Correct Answer: E) Sarcoidosis

Explanation:
Fever, malaise, joint pain, cough, and bilateral hilar lymphadenopathy are highly suggestive of sarcoidosis. The painful raised nodules over the anterior tibia are consistent with erythema nodosum, which further supports the diagnosis.

Sarcoidosis is a systemic disease of unknown etiology, histologically characterized by non-caseating granulomas in the lung and other organs. It typically presents in young adults (20–30 years), and is more common in people of African descent.

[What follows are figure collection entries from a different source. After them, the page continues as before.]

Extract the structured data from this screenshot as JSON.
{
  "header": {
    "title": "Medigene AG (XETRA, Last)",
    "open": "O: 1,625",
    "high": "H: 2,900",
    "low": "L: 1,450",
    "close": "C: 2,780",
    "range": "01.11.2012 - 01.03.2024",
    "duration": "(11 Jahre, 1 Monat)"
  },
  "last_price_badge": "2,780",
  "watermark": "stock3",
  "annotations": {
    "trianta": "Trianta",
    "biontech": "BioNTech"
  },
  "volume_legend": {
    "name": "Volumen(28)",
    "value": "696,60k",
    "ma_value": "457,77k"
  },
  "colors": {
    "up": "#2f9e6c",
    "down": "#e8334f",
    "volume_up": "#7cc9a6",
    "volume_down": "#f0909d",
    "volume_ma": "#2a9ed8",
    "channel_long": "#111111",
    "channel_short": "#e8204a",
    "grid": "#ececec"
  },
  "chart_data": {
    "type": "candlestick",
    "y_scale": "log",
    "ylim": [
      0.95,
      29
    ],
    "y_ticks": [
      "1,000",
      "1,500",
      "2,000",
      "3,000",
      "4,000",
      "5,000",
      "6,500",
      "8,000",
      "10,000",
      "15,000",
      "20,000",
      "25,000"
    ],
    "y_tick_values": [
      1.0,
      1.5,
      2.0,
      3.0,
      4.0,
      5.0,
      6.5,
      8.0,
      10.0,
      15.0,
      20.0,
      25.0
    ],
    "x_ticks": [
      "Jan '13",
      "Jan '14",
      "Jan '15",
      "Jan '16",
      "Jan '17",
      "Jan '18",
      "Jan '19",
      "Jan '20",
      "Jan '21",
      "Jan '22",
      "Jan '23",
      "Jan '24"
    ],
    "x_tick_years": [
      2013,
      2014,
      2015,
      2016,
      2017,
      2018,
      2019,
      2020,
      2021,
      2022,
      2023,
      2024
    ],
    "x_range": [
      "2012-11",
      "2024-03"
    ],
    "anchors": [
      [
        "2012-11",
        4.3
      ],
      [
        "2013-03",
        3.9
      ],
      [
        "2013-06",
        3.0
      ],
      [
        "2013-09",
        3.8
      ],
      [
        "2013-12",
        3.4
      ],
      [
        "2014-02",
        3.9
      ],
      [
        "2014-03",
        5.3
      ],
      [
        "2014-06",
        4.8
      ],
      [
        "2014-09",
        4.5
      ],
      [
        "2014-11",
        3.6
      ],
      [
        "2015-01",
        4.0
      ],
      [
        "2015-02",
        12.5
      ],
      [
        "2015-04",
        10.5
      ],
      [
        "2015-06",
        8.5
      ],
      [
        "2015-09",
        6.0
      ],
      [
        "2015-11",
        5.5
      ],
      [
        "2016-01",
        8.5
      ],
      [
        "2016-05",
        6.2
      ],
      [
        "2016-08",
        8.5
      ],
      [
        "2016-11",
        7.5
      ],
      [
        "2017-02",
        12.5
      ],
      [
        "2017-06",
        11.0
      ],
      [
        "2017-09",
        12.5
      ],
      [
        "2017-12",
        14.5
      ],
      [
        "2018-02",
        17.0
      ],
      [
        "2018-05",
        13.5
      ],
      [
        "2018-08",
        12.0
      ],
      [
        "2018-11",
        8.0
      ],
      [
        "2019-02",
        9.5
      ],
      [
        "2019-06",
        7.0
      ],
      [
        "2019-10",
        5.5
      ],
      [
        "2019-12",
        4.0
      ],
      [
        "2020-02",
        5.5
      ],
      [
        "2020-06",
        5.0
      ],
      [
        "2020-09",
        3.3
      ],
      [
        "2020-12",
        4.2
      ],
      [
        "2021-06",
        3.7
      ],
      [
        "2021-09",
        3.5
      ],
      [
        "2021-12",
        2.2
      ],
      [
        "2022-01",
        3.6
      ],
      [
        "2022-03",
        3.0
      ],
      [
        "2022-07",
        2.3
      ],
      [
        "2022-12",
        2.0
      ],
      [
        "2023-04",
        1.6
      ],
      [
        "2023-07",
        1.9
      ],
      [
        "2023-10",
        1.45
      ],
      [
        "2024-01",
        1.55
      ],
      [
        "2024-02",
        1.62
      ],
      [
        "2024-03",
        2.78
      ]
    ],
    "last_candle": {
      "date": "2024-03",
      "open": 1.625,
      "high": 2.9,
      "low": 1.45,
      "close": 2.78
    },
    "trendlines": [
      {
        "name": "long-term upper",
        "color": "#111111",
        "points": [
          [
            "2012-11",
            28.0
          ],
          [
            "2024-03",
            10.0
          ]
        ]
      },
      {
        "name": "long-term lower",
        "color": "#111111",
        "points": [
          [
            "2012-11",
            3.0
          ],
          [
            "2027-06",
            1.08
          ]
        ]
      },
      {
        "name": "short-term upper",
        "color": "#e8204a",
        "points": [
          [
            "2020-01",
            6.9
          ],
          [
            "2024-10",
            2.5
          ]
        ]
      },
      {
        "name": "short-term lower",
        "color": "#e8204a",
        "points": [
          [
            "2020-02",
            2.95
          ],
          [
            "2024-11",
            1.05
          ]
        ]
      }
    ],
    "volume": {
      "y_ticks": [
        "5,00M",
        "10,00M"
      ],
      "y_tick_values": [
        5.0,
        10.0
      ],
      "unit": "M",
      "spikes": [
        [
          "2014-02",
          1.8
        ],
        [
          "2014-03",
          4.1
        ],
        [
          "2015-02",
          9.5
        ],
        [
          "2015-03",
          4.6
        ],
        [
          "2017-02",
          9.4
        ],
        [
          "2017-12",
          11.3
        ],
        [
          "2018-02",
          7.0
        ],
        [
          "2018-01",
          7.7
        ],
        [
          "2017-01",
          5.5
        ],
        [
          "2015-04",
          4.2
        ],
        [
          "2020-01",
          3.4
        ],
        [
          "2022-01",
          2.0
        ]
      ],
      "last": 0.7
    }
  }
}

Two acute sarcoid syndromes include:

  • Löfgren syndrome: erythema nodosum, arthritis, and hilar lymphadenopathy
  • Heerfordt-Waldenström syndrome: fever, parotid gland enlargement, uveitis, and facial palsy

Option A) Bronchiectasis usually presents with copious sputum and recurrent infections—not seen in this case.
Option B) COPD may cause cough but does not present with joint pain or rash.
Option C) Tuberculosis can cause cough, fever, and erythema nodosum, but lacks supporting risk factors or imaging findings; TB typically shows more asymmetric or cavitary findings.
Option D) Lung cancer is very unlikely in a healthy young non-smoker, and does not commonly present with erythema nodosum or arthritis.